Further research, data needs and improvements
The availability of NFI data as regionally aggregated instead of plot-level might have affected the simulation effort. Thus, data and related metadata should be made available freely and openly to the scientific community to ensure good governance of forest and forestry information. Repeated measurements as well as improved modelling tools are further required to allow assimilation of most recent data in the modelling exercises [60].
Both models require pre-processing, and despite they are both open source, the pre-processing may limit the full reproducibility, i.e., if different models are used to fit the yield and increment. For this reason, more transparency is needed when models are improved or used.

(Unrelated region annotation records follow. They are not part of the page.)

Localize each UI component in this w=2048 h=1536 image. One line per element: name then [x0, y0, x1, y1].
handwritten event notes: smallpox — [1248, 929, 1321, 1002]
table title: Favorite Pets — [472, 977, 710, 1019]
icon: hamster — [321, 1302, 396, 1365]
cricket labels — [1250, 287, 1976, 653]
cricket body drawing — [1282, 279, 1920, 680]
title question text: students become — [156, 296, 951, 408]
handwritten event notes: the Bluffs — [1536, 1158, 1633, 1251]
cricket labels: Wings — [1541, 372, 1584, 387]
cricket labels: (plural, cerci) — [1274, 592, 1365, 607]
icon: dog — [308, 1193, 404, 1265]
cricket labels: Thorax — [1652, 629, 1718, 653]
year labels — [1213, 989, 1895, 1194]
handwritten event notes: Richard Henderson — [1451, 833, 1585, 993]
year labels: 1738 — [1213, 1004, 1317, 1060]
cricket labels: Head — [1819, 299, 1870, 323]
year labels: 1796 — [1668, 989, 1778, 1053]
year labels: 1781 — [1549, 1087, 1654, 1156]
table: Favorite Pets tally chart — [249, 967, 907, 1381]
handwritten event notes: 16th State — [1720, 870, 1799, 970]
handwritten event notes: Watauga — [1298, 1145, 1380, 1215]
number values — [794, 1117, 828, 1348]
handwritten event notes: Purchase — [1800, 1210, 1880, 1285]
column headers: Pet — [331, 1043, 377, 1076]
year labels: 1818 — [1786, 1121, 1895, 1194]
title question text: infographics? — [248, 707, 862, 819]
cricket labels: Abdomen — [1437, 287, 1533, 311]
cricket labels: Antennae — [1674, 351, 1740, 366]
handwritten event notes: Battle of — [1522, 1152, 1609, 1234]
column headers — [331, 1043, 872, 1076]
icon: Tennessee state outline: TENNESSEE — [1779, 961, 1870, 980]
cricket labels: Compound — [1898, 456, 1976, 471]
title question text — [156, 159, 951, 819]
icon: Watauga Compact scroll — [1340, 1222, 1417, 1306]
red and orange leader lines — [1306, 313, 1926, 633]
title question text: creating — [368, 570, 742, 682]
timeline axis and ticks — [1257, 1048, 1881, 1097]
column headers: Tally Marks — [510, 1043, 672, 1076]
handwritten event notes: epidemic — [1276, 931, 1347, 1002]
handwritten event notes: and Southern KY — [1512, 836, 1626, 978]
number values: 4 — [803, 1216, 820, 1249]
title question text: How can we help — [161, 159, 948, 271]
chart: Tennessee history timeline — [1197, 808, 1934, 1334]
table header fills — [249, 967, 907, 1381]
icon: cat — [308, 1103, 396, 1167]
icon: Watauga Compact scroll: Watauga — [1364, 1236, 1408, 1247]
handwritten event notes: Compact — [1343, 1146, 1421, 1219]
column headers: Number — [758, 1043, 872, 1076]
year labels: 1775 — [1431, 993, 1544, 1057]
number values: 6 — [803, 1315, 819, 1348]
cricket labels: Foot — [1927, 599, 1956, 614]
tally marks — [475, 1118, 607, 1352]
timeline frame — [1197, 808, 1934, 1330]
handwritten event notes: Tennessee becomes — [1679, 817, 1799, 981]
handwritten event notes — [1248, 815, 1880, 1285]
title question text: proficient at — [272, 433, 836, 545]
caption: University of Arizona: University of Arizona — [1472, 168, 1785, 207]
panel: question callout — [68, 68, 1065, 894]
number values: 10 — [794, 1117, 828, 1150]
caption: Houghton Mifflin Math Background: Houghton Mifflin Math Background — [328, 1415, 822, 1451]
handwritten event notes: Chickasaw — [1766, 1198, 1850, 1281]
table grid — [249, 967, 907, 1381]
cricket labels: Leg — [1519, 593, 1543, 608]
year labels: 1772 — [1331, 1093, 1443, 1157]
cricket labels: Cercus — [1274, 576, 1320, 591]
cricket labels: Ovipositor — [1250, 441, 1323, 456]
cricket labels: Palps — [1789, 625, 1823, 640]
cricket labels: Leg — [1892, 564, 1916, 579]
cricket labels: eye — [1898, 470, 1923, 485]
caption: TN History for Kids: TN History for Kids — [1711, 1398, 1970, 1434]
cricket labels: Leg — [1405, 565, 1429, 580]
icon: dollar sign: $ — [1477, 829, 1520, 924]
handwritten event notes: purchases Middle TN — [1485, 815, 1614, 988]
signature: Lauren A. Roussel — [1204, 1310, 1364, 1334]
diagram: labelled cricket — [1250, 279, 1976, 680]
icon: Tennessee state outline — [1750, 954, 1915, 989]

A harvest-optimization tool is needed for CBM, which requires explicit harvest demand according to forest types for the simulated period. While this is a straightforward task for non-stand–replacing disturbances based on intensity of thinning interventions, it is a difficult decision for old stands, where forestry principles may result in various responses on forest dynamics: normalization/optimization of forest age structure (e.g., either on standing volume or area), or optimization of transfers to older protected forests (e.g., proportions of area excluded from wood production).
Improvements are already in progress for both models. The new EFISCEN-Space will be based on a modelling approach running on each NFI plot and its individual trees, accounting for information (such as tree densities) and individual tree data (such as diameter and height and running on climate sensitive growth functions). These NFI plot data will allow for better representation of mixed forests, uneven-aged forests, actual forest management and site-specific growth conditions, thereby making a climate-sensitive modelling approach possible. Refining the representation of climate-change impacts is the subject of ongoing research on both models. CBM moves to open-source versions while it strives to implement geospatial simulations [61, 62].